Talking through the new book 'Box Office Poison' with author and critic Tim Robey
Tim Robey is an ace critic for the Daily Telegraph, and last week he published his first book, Box Office Poison: Hollywood’s Story in a Century of Flops. The book covers flops both beautiful (Sorcerer, Synecdoche New York) and repugnant (Cats, The Adventures of Pluto Nash), and in its sweep, Robey uncovers critical trends that help understand the history of cinema.
I sat with Robey to talk through some flops, what the Coen Brothers and David Lynch learned from their bombs, the especially flop-tastic 2024 film year, and more.
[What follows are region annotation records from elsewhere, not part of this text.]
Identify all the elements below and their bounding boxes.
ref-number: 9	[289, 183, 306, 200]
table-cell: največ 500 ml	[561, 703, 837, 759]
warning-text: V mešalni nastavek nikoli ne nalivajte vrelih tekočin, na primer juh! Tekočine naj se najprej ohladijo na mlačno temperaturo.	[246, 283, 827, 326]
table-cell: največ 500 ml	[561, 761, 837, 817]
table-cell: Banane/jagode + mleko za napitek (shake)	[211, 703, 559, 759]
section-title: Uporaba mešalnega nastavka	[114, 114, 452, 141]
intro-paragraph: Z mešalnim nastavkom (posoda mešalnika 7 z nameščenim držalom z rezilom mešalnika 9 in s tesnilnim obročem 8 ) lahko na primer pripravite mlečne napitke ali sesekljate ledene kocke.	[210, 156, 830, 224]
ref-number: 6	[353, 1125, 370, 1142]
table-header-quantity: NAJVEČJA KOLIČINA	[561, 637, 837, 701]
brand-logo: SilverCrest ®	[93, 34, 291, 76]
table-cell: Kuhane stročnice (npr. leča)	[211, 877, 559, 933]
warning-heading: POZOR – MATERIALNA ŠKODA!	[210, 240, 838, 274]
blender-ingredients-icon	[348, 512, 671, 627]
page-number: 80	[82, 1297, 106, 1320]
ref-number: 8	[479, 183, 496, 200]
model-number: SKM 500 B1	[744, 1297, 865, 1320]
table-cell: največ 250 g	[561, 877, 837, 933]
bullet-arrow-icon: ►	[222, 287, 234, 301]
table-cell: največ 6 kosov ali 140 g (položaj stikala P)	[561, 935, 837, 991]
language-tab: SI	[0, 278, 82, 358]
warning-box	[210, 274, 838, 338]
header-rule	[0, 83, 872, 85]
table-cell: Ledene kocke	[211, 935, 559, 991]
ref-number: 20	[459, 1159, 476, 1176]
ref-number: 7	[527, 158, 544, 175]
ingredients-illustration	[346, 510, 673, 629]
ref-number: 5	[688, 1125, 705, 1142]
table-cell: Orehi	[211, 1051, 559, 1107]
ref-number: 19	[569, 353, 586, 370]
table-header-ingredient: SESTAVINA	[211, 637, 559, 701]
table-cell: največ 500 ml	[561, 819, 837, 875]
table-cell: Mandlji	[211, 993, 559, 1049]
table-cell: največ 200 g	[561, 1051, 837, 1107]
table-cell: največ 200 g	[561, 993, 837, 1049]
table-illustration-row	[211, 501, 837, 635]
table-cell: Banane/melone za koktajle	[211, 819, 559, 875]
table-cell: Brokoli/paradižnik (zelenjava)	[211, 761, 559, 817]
This interview has been edited for length and clarity.
Schmear Hunter
So, as they say, history is written by the victors, and that’s no different in Hollywood. But you wanted to shine some light on the losers. Why did you want to do that, and what did you learn?
Tim Robey
I set myself a challenge to write about flops because they’re so fun to cover. They make for great stories of escalating budgets and flames. I thought if I could look at the reasons behind these colossal commercial failures, it would show Hollywood’s history through failure as much as through success. Big failures shape Hollywood just as much, influencing genres, top filmmakers, and trends. I chose 26 films spanning a century to trace that ebb and flow and see what we learn along the way.
Schmear Hunter
Right. And as you say, the book covers the extent of film history, from D.W. Griffith to Cats. But how do you see flops evolving over time?
Tim Robey
They come and go, but there are different types of flops each decade. Various factors come into play—sometimes filmmaker hubris, sometimes a creative mismatch between the director and studio, and sometimes even corruption. For instance, Griffith’s Intolerance in 1916, which he funded himself, ended up bankrupting him. Fast forward to 2024, and Francis Ford Coppola is funding Megalopolis by selling his vineyards. It’s the end of Coppola's life, and he chose to do this, though I doubt he expected it to turn a profit. Griffith truly thought Intolerance would be his next Birth of a Nation—he was completely wrong.
Schmear Hunter
So no two flops are the same, but sometimes you can tell when a movie is heading south. What are some telltale signs that a film will flop?
Tim Robey
Runaway expenditure is the main one. When a studio realizes it’s too deep and starts to panic, or when the marketing team says, “We don’t know how we’re going to sell this.” Take David Lynch’s 1984 film Dune — Universal thought they could market it as the next Star Wars without realizing Lynch was making a surreal, sexually perverse film. Dino De Laurentiis thought he could make it cheaply in Mexico, but corruption disrupted everything—items were stolen at airports, and dailies went missing. The production was chaotic, and that kind of chaos—along with natural disasters—afflicts many of these films, making them feel cursed.
Schmear Hunter
What’s the worst film you wrote about for this book, and why is that movie so bad?